Сегодня ездили на могилу к Козерогу. 65 км. от Днепропетровска. Автобус Богдан. Каждый, кто желал, отнести к могиле Саши часть своей симпатии, сочувствия, страдания из-за него, сделал свое подношение.
Я ошибалась, когда думала, что у него не было выбора. Как мне казалось еще год назад, он просил о помощи, в чем то нуждался, в чем то, чего у него не было. В голове был образ человека, висящего на краю обрыва, который однажды разжал пальцы. Которому никто не помог.
Как оказалось, он шел постепенно к тому, что он сделал.
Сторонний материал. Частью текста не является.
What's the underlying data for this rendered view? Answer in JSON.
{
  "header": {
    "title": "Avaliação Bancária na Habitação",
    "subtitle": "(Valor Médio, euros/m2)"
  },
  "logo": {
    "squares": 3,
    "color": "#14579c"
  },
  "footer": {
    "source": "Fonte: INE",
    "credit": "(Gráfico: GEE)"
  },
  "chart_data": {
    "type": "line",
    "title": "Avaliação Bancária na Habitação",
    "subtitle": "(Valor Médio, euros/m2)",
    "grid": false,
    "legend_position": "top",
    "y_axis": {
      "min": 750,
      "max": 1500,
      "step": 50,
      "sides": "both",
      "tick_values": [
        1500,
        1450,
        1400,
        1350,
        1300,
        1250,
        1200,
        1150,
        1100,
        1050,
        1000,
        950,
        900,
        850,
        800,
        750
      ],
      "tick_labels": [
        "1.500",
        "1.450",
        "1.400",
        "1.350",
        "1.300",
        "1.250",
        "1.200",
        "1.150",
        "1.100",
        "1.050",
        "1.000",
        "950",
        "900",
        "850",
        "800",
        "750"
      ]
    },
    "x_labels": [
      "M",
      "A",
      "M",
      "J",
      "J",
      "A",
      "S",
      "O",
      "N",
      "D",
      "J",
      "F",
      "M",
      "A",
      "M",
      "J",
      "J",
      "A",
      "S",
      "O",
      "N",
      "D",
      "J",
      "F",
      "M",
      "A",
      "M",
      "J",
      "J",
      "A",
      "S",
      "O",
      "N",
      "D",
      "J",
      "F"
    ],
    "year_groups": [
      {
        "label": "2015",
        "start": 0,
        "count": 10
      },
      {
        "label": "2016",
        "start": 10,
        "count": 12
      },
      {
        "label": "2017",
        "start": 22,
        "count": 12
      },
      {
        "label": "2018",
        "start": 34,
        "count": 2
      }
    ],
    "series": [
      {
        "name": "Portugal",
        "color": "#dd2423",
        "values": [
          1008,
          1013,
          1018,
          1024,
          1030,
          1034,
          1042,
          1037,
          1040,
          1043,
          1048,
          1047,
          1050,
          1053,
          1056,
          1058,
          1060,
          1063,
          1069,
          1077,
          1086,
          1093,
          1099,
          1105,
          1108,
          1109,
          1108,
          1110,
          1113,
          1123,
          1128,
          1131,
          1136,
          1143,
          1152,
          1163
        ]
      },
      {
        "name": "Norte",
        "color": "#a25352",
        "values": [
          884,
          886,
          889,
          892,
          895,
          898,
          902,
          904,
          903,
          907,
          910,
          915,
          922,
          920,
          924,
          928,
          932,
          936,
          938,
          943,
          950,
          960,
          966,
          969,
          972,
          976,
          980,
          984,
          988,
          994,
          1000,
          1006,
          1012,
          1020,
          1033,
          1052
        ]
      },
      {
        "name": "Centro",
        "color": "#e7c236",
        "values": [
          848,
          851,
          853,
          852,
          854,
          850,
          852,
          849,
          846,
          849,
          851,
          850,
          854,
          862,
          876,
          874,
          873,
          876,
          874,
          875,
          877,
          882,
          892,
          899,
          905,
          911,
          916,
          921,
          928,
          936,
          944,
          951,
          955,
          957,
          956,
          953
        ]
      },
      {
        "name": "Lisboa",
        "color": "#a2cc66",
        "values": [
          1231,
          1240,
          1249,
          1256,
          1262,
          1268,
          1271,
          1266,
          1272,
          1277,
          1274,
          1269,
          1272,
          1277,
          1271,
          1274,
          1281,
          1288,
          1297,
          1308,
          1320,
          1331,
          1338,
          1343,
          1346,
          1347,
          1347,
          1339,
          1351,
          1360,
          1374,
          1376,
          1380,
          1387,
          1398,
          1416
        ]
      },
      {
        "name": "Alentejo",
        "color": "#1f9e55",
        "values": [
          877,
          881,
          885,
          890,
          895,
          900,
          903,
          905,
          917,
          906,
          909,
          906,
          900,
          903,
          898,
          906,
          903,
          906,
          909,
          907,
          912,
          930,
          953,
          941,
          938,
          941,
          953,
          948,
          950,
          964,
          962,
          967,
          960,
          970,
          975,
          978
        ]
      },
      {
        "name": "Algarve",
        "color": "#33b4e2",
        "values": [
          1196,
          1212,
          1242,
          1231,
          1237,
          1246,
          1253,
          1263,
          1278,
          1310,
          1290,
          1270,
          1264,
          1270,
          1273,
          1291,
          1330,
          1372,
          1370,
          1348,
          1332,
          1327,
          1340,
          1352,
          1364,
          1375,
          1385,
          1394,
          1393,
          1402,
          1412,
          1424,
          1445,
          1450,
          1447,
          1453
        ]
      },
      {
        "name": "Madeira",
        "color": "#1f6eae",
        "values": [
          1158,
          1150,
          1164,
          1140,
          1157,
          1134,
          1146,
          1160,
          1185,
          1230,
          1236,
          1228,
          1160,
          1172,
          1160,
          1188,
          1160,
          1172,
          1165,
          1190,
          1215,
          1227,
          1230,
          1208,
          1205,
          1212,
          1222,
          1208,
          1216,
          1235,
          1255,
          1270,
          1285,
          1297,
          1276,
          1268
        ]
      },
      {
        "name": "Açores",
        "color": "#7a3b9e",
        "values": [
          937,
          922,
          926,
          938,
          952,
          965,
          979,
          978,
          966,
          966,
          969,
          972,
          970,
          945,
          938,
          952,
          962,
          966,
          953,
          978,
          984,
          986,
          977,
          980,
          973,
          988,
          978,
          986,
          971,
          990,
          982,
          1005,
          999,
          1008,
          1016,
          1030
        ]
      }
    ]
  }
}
Мир, как узкое, деревянное сабо, которое стерло ноги в кровь, и он постепенно его снимал, готовил все к тому чтобы выйти из жизни. Не его выдавили как пасту из тюбика, он сам снимал кандалы жизни.
На поминках в доме родителей, все его друзья, которые знали его хорошо, а не так как, я (поверхностно, но с исключительной симпатией, потому, что такой он был), о нем говорили, что он никогда ничего не сделал плохого и ничего плохого никогда не сказал. Этот мир был не для него. Слишком грубый, слишком злой.
Я верю им.
Это, как я знаю были не те люди, которые бы стали врать на поминках своего друга, глядя в глаза его матери, только потому, что о мертвых плохо не говорят. Все присутсвующие знали, что его друзья знали Сашу лучше, чем его родные.
Я могу сказать от себя, что у него были очень грустные и очень добрые глаза. Добрые нечеловечески.
Я смотрела на груду снега, земли, крест, я не могла поверить, что он там, подо всем этим. Его просто больше нет.
Я была в первый раз на могиле человека, которого я знала еще совсем недавно. Видела как он смотрит, говорит, выражает свои чувства.
Мне кажется, сейчас, что я могла бы больше его любить, лучше знать его. Внести вклад радости в жизнь живого. Может быть сегодня не было столько вкладов страданий, его совершенно замерзших друзей.
Я не знаю при каких условиях могло бы быть иначе.
Но я хочу знать, что нужно сделать, чтобы мир перестал быть тесным, сдирающим кожу, сабо.